What are you afraid of, or WHAT SHOULD YOU BE AFRAID OF?

The other day whilst I was out in the car, I passed a dog sitting at the exit of the driveway where I presume he lived. Nothing extraordinary about that you might say, but there was no gate at the end of this drive way and cars were speeding passed him within a metre or so and he wasn’t bothered by them at all.  So, well behaved and not afraid.

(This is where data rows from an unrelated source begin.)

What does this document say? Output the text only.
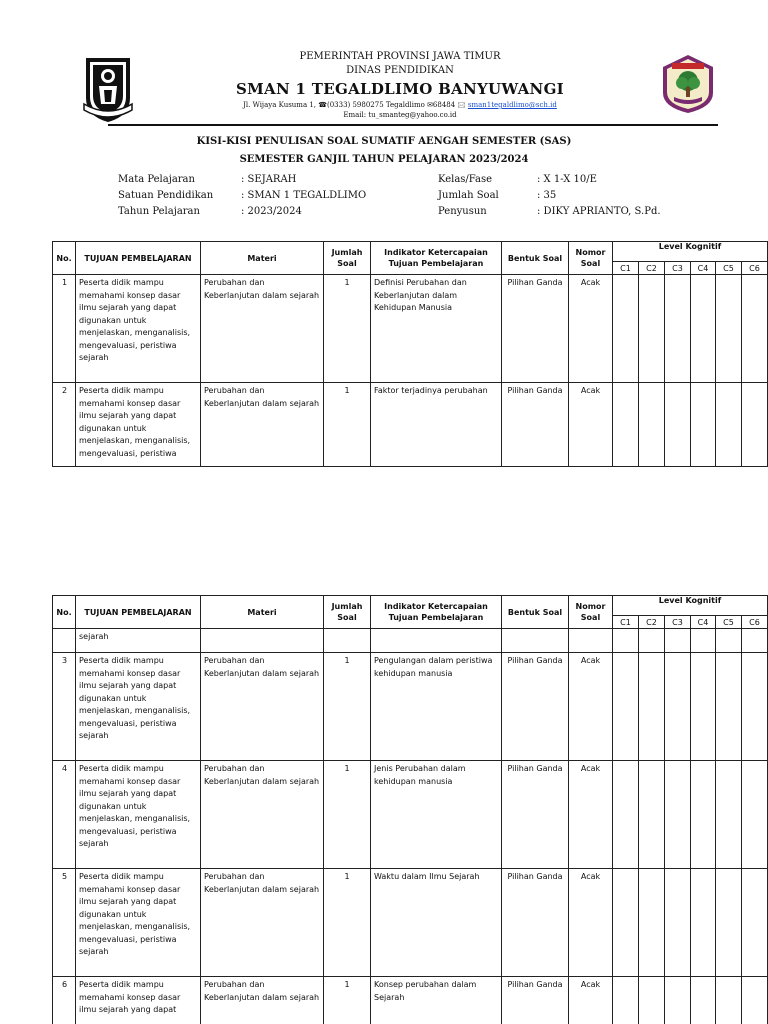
PEMERINTAH PROVINSI JAWA TIMUR
DINAS PENDIDIKAN
SMAN 1 TEGALDLIMO BANYUWANGI
Jl. Wijaya Kusuma 1, ☎(0333) 5980275 Tegaldlimo ✉68484 🖂 sman1tegaldlimo@sch.id
Email: tu_smanteg@yahoo.co.id
KISI-KISI PENULISAN SOAL SUMATIF AENGAH SEMESTER (SAS)
SEMESTER GANJIL TAHUN PELAJARAN 2023/2024
Mata Pelajaran	: SEJARAH
Satuan Pendidikan	: SMAN 1 TEGALDLIMO
Tahun Pelajaran	: 2023/2024
Kelas/Fase	: X 1-X 10/E
Jumlah Soal	: 35
Penyusun	: DIKY APRIANTO, S.Pd.
No.	TUJUAN PEMBELAJARAN	Materi	Jumlah Soal	Indikator Ketercapaian Tujuan Pembelajaran	Bentuk Soal	Nomor Soal	Level Kognitif					
							C1	C2	C3	C4	C5	C6

1	Peserta didik mampu memahami konsep dasar ilmu sejarah yang dapat digunakan untuk menjelaskan, menganalisis, mengevaluasi, peristiwa sejarah	Perubahan dan Keberlanjutan dalam sejarah	1	Definisi Perubahan dan Keberlanjutan dalam Kehidupan Manusia	Pilihan Ganda	Acak						

2	Peserta didik mampu memahami konsep dasar ilmu sejarah yang dapat digunakan untuk menjelaskan, menganalisis, mengevaluasi, peristiwa	Perubahan dan Keberlanjutan dalam sejarah	1	Faktor terjadinya perubahan	Pilihan Ganda	Acak						

No.	TUJUAN PEMBELAJARAN	Materi	Jumlah Soal	Indikator Ketercapaian Tujuan Pembelajaran	Bentuk Soal	Nomor Soal	Level Kognitif					
							C1	C2	C3	C4	C5	C6

	sejarah											

3	Peserta didik mampu memahami konsep dasar ilmu sejarah yang dapat digunakan untuk menjelaskan, menganalisis, mengevaluasi, peristiwa sejarah	Perubahan dan Keberlanjutan dalam sejarah	1	Pengulangan dalam peristiwa kehidupan manusia	Pilihan Ganda	Acak						

4	Peserta didik mampu memahami konsep dasar ilmu sejarah yang dapat digunakan untuk menjelaskan, menganalisis, mengevaluasi, peristiwa sejarah	Perubahan dan Keberlanjutan dalam sejarah	1	Jenis Perubahan dalam kehidupan manusia	Pilihan Ganda	Acak						

5	Peserta didik mampu memahami konsep dasar ilmu sejarah yang dapat digunakan untuk menjelaskan, menganalisis, mengevaluasi, peristiwa sejarah	Perubahan dan Keberlanjutan dalam sejarah	1	Waktu dalam Ilmu Sejarah	Pilihan Ganda	Acak						

6	Peserta didik mampu memahami konsep dasar ilmu sejarah yang dapat	Perubahan dan Keberlanjutan dalam sejarah	1	Konsep perubahan dalam Sejarah	Pilihan Ganda	Acak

That got me thinking.  Where else have I seen this behaviour in nature. Quite often you pass rooks at the road side.  They are also quite unconcerned by cars going passed them, often within a foot or so, whilst they wait for you to go on your way so they can get on with their favourite activity of devouring carrion.  In the parks we enjoy in towns and cities you will often see birds such as geese, gulls and pigeons that are quite prepared to let you get very close, even coming up to you if they think there’s some food on offer.

Whilst all these situations are similar, at the same time they are all very different too.  The dog and the rooks know that these metal boxes generally just keep going and they stay on the black stuff, provided you don’t get too close they are no danger at all.  If you were to stop though, the rooks would fly away immediately.  The two legs can be very dangerous when they are walking.  The dog though knows that most people want to give you a stroke and a fuss so therefore are not scary.  Maybe that’s why so many just recently have been dog knapped.  But for the most part dogs can and do trust humans.

Likewise with pigeons to a certain extent, pigeons are really good at staying just out of reach too, however, many are now domesticated.

If you saw the same geese or seagulls in most other areas though you wouldn’t get close.  The same geese if encountered in a field would fly away before you got within fifty yards of them, seagulls wouldn’t generally land at all unless they thought there was food on offer, or stealable. 

In each case the animal or bird knows exactly when to be afraid and when not to be afraid.

Can you say the same?

I was having a meal with some friends the other day and one teenager was having apoplexy because there was a fly in the room.  He had got himself into such a state that he couldn’t even sit down and eat his dinner, let alone have a conversation.  How often have seen the ladies, yes generally it is the ladies who get into a panic when a spider is in the room.  I remember my sons mother jumping from the floor onto my lap when she saw a spider descending on a strand of a web in one amazing movement that she wouldn’t have been capable of normally.

Now, let’s not get onto the fears we have during life when things happen that might be a threat to our job, bank balance, house, personal safety or any other perceived fear…

We are born with two fears! And two fears only!!!  Falling and sudden loud noises.  I’ll say that again, falling and sudden loud noises!

Every other fear we have learnt.  Probably before we are two and from our parents.

Lets, put that into context, spiders, there are only a few spiders in this country that have mouthparts big enough to pierce skin.  Flies are no threat, provided they don’t lay eggs on your food, and generally they don’t do that whilst you’re there.  Bees won’t sting you, it would likely kill them if they did.  Wasps can sting you very easily, but don’t, unless you flap about around them and they become scared.  I appreciate if you suffer from anaphylaxis, care needs to be taken around them, but otherwise…

Mosquitos can and will bite you, well, they will if they are female, they need blood for egg production, so it’s only the females then, funny that. The males get a pretty rum deal and often flattened for fear they might be female.

Maybe then its time to once again take the lead from the creatures of nature that we live with and work out what we actually need to be afraid of and what is effectively just nonsense, even if it does feel very real to us.